PDF(Pubmed)
Abstract:
Many organisms utilize an actin- and myosin-based cytokinetic ring (CR) to help complete cytokinesis. In Schizosaccharomyces pombe, the Septation Initiation Network (SIN) promotes proper CR function and stability. The SIN is a conserved and essential signaling network consisting of a GTPase and a cascade of kinases assembled at the spindle pole body (SPB). The PP2A SIN inhibitory phosphatase (SIP) complex related to the STRIPAK phosphatase complex is one inhibitor of SIN signaling. The SIP consists of Csc1, Csc2, Csc3, Csc4, Paa1, and the phosphatase subunit Ppa3. Here, we determine that the SIP is anchored at the SPB via the Csc1 FHA domain and that constitutive SPB localization of the SIP is lethal due to persistent SIN inhibition. Disrupting SIP docking at the SPB with a point mutation within the FHA domain or eliminating phosphatase activity by introducing a point mutation within Ppa3 resulted in intact SIP complexes without SIN inhibitory function. Lastly, we defined the unique features of Ppa3 that allow it, but not two other PP2A catalytic subunits, to incorporate into the SIP. Overall, we provide insight into how the SIP complex assembles, localizes, and functions to counteract the SIN with spatiotemporal precision during cytokinesis.
摘要:
许多生物体利用基于肌动蛋白和肌球蛋白的细胞动力学环来帮助完成胞质分裂。
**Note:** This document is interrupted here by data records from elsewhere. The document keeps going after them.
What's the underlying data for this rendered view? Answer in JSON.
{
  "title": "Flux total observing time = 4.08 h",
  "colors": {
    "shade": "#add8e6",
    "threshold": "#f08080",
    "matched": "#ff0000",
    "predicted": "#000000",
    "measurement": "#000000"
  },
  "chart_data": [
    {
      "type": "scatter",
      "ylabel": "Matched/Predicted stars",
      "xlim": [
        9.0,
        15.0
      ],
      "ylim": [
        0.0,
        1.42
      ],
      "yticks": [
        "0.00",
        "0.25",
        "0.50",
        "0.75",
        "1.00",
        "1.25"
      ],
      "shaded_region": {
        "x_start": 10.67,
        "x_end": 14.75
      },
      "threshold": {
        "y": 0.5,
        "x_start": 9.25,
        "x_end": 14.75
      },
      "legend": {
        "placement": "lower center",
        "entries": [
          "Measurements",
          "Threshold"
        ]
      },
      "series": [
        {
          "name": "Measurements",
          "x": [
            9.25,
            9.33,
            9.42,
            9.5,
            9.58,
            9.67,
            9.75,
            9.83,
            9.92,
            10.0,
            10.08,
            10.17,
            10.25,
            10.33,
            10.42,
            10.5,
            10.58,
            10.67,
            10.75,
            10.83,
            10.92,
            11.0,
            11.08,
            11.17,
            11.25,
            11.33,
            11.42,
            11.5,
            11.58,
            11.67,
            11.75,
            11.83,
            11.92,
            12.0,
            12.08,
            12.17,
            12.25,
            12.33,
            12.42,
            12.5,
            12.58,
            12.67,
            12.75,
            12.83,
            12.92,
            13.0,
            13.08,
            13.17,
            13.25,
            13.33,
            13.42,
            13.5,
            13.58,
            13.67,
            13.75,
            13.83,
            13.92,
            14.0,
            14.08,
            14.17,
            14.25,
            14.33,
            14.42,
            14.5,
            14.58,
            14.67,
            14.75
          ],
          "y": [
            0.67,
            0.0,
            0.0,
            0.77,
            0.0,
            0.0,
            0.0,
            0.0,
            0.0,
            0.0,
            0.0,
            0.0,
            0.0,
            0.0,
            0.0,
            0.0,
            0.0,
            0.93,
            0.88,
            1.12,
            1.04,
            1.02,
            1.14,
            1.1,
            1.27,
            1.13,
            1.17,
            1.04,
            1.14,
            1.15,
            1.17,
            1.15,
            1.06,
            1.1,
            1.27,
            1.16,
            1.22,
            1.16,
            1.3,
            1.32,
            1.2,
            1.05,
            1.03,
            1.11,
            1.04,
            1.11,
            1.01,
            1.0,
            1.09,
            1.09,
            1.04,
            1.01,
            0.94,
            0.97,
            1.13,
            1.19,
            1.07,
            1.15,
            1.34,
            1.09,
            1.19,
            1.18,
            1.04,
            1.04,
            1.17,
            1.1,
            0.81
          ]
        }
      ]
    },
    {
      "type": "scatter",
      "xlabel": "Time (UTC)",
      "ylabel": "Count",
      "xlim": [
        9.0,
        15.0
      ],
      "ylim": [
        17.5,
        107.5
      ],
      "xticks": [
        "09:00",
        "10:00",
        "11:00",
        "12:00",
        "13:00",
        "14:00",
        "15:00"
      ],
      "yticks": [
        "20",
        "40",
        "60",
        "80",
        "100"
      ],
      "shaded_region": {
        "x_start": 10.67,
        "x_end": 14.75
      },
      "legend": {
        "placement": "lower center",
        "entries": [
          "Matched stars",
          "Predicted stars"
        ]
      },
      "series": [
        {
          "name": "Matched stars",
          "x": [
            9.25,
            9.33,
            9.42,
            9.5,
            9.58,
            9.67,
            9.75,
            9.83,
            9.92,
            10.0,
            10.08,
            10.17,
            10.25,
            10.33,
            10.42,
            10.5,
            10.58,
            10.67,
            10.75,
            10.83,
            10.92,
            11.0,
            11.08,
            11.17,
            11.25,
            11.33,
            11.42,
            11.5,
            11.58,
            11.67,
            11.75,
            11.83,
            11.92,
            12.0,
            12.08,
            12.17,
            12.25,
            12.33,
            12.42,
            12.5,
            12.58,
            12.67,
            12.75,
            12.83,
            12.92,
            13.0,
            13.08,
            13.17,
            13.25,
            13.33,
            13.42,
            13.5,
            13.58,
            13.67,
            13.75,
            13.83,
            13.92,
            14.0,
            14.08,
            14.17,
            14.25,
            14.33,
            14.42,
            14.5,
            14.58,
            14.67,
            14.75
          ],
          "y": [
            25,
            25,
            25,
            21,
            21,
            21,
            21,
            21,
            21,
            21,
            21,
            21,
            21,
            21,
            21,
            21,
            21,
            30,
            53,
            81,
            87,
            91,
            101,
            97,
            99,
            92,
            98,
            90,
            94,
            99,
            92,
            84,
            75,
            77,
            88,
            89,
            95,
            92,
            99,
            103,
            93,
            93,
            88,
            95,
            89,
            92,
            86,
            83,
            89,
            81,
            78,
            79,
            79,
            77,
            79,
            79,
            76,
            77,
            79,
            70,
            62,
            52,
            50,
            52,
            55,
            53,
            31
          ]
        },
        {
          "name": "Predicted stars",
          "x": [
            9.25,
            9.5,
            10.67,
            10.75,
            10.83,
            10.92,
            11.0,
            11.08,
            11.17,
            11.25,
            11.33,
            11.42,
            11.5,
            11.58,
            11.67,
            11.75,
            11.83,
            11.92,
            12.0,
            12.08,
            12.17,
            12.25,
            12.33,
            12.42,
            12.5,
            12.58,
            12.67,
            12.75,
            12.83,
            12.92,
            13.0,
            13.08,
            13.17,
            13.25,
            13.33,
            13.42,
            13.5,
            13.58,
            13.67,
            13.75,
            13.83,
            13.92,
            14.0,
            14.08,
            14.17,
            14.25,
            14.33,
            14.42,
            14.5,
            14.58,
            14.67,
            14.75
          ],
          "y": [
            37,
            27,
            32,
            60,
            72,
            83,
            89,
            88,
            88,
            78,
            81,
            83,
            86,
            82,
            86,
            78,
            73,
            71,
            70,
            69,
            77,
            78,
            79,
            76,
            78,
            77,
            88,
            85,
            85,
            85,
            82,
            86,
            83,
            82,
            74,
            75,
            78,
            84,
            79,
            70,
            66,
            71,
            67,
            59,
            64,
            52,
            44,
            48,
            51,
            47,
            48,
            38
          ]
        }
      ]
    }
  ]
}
在裂殖酵母中,分离起始网络(SIN)促进适当的CR功能和稳定性。SIN是一种保守且必需的信号传导网络,由GTP酶和在主轴极体(SPB)处组装的一系列激酶组成。与STRIPAK磷酸酶复合物相关的PP2ASIN抑制性磷酸酶(SIP)复合物是SIN信号传导的一种抑制剂。SIP由Csc1、Csc2、Csc3、Csc4、Paa1和磷酸酶亚基Ppa3组成。这里,我们确定SIP通过Csc1FHA结构域锚定在SPB,并且由于持续的SIN抑制,SIP的组成型SPB定位是致命的。用FHA结构域内的点突变破坏SPB处的SIP对接或通过在Ppa3内引入点突变来消除磷酸酶活性导致没有SIN抑制功能的完整SIP复合物。最后,我们定义了Ppa3的独特功能,但不是另外两个PP2A催化亚基,纳入SIP。总的来说,我们提供有关SIP复合体如何组装的见解,本地化,并在胞质分裂过程中以时空精度抵消SIN。